In questa visione la Chiesa Anglicana in Italia accoglie liturgie con rito romano, perché ben conosciuto da tutti i fedeli, e deve contenere alcuni arredi fissi e mobili di base se possibile.

Arredi fissi comuni sono:

  • il simbolo della croce: può essere una grande croce di legno dietro l’altare oppure una croce dipinta sulla parete oppure una piccola croce a piedistallo posta sull’altare;

    • altare costituito da una tavola ampia o da due o più tavoli affiancati purché stabili e solidi disposti trasversalmente in qualsiasi materiale, con profondità di 70/80 cm per lasciare al celebrante lo spazio necessario e una larghezza generalmente pari a circa 170 cm. L’altare è normalmente più alto di un tavolo, generalmente il piano è a 95 cm di quota e questo può essere ottenuto utilizzando un piano di legno sopra spessori adeguati su tavoli di tipo normale;

    • tavolino di servizio liturgico di piccole dimensioni destinato all’appoggio dei doni eucaristici (pane o ostie e vino), del bacile, della caraffa e del lino per il lavacro delle dita del Sacerdote prima del rito eucaristico;

    • acquasantiera da parete costituita da una vaschetta in ceramica, metallo, vetro o legno da tenere sulla destra vicino all’ingresso;

    • ambone è un leggio alto circa 125 cm spesso coperto da un drappo bianco da collocare a lato dell’altare per le letture e l’omelia;

    • fonte battesimale da realizzare costituito da una vasca alta poco profonda, con supporto sufficientemente stabile anche realizzata in pietra da taglio assemblata con collante specifico e di forma anche originale purché essenziale e funzionale.

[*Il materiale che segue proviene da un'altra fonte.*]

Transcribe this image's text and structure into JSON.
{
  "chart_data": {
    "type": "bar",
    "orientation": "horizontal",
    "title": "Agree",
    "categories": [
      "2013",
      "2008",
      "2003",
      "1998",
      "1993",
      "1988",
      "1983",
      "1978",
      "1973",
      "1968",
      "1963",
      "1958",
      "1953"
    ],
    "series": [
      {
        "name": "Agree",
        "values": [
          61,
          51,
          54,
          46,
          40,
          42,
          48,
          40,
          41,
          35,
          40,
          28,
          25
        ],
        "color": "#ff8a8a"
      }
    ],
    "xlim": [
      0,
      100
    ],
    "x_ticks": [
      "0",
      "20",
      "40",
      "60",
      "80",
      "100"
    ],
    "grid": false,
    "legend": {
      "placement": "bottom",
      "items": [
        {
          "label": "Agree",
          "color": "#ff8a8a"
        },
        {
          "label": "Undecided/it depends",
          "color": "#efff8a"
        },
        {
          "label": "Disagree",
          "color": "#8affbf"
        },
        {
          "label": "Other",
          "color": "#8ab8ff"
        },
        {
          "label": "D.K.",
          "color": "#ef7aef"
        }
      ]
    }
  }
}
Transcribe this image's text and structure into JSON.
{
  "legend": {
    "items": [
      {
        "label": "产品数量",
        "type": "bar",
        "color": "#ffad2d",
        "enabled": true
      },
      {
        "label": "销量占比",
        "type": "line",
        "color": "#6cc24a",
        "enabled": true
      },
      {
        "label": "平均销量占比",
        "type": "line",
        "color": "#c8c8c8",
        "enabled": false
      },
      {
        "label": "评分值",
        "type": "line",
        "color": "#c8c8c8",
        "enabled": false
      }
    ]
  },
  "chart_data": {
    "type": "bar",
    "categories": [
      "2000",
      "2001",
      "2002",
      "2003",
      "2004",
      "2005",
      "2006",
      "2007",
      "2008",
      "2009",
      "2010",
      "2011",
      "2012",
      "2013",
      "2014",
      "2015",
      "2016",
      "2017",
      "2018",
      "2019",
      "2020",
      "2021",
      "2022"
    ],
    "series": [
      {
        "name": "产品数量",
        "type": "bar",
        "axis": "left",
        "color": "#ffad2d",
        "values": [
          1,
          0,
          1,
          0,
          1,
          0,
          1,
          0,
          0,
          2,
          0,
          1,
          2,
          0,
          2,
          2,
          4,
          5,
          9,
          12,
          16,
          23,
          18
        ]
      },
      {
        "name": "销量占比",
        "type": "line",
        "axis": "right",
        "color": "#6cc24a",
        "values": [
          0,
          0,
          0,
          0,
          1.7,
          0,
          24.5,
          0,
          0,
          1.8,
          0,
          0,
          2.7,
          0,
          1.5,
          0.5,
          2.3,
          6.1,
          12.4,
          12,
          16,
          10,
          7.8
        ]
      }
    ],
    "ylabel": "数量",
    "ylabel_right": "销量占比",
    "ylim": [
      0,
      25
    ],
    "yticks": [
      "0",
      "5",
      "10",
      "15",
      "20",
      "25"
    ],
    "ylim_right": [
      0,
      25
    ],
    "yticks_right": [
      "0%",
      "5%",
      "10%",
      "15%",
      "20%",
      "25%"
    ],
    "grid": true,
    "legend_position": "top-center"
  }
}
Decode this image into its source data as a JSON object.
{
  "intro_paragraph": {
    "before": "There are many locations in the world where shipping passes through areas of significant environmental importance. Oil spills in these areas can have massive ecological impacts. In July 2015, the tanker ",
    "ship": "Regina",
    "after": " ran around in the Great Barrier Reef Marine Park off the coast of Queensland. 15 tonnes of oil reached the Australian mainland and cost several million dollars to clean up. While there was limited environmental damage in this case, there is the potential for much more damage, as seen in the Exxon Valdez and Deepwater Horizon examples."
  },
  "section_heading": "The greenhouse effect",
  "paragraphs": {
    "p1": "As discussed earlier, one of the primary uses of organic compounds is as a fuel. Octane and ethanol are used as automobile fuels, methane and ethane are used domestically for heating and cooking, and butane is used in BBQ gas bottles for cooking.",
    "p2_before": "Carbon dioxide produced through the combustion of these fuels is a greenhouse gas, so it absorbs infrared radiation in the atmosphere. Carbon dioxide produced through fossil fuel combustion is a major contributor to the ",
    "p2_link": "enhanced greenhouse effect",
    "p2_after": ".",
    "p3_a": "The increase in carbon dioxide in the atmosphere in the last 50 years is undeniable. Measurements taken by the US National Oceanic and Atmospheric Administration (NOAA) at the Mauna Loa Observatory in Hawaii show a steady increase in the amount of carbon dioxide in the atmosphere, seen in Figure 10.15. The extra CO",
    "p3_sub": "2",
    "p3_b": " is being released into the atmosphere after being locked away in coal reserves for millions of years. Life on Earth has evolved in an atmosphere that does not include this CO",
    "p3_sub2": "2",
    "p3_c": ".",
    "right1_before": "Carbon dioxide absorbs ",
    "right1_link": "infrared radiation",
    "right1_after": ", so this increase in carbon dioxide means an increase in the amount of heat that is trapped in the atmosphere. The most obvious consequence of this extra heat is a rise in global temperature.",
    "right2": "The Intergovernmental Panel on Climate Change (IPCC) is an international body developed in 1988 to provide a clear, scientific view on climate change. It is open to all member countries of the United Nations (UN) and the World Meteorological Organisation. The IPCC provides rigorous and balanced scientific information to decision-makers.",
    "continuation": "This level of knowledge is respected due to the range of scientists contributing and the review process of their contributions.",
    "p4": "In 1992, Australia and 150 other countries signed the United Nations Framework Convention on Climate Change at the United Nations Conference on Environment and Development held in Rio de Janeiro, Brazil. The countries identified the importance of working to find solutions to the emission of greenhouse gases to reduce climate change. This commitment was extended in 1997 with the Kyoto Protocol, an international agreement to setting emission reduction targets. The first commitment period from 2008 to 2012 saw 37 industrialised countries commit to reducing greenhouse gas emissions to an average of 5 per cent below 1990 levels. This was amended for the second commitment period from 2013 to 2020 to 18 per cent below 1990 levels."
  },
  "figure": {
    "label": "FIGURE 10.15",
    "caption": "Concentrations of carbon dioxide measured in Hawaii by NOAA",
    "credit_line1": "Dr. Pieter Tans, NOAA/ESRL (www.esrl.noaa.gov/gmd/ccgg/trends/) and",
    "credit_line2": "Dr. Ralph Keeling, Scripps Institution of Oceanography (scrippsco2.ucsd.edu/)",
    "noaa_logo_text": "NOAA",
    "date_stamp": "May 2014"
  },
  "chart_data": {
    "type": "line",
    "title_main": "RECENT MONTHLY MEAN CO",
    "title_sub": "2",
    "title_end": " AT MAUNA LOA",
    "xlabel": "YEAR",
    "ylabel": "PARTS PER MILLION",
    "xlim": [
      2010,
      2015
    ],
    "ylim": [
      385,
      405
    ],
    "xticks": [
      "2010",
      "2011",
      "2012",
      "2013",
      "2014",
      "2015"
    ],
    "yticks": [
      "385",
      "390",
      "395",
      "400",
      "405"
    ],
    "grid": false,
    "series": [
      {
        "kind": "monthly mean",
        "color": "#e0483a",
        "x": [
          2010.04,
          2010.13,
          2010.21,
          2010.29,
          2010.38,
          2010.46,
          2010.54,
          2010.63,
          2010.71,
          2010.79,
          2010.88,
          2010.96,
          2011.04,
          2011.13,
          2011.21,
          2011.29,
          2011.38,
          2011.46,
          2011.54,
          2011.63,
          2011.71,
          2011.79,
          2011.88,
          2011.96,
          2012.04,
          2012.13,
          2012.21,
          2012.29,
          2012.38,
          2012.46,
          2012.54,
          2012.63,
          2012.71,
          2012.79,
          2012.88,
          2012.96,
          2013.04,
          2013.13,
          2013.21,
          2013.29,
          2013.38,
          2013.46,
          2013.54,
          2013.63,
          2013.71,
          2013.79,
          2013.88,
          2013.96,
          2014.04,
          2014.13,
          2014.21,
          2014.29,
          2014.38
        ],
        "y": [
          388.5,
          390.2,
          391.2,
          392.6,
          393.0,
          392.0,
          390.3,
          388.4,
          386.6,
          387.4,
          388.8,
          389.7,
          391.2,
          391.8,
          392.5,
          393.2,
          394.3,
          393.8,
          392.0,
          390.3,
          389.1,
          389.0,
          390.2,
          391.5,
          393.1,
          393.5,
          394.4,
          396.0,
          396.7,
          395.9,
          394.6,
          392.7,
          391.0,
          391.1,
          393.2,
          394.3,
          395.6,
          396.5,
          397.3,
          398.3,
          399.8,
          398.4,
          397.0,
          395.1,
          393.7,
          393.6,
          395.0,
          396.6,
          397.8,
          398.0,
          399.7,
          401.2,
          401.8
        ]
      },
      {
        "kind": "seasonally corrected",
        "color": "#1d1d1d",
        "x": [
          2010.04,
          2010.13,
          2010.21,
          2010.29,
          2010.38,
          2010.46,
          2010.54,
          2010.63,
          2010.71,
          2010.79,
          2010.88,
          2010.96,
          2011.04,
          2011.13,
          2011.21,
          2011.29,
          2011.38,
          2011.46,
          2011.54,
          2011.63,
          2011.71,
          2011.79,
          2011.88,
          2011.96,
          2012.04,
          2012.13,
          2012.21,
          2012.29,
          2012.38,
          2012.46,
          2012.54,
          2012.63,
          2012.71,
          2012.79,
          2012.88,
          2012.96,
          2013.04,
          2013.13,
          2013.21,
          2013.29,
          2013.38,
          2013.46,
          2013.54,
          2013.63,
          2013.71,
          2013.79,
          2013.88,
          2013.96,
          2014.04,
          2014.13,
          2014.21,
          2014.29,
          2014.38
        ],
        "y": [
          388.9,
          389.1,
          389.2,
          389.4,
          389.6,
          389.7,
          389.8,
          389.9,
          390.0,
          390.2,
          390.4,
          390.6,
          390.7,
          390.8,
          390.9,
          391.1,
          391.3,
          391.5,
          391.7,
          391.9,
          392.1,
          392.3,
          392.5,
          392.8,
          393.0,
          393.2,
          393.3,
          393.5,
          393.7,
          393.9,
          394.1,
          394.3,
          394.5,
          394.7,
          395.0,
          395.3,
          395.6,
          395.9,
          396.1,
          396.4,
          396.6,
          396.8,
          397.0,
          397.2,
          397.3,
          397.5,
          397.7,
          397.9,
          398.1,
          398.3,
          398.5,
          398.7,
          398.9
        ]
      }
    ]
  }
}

Possibilmente va completata da una copertura in legno per mantenere l’acqua pulita e contenere l’evaporazione;

    • due icone da appendere alle pareti laterali prima dell’altare per definire la linea dell’iconostasi (linea virtuale che separa nei riti ortodossi naos e Presbiterio, cioè gli spazi dedicati ai fedeli da quelli liturgici accessibili solo ai Sacerdoti e ai Diaconi). Le icone non sono immagini liturgiche ma esplicative e devono rappresentare Gesù e la Madonna realizzate preferibilmente su legno e non eccessivamente grandi;

    • tabernacolo piccolo stipo per contenere la pisside con le ostie consacrate. Generalmente sormontato dalla croce può essere ricoperto da un drappo o tendina bianca detta conopeo;

    • lampada perenne di colore rosso quando è accesa indica la presenza di nostro Signore attraverso le ostie consacrate nella pisside. La lampada può essere anche realizzata con un diffusore di incenso e oli essenziali profumati per tenere lontani gli insetti molesti;

    • candela o candele per l’altare;
    • sedie per i fedeli da disporre nella sala per i riti Romani, addossate alle pareti laterali per quelli Ortodossi e sempre a lato ma su due file nei riti Anglicani;

Gli arredi sono complementi e in realtà l’unica cosa necessaria è il piano da utilizzare come altare, possibilmente con una candela.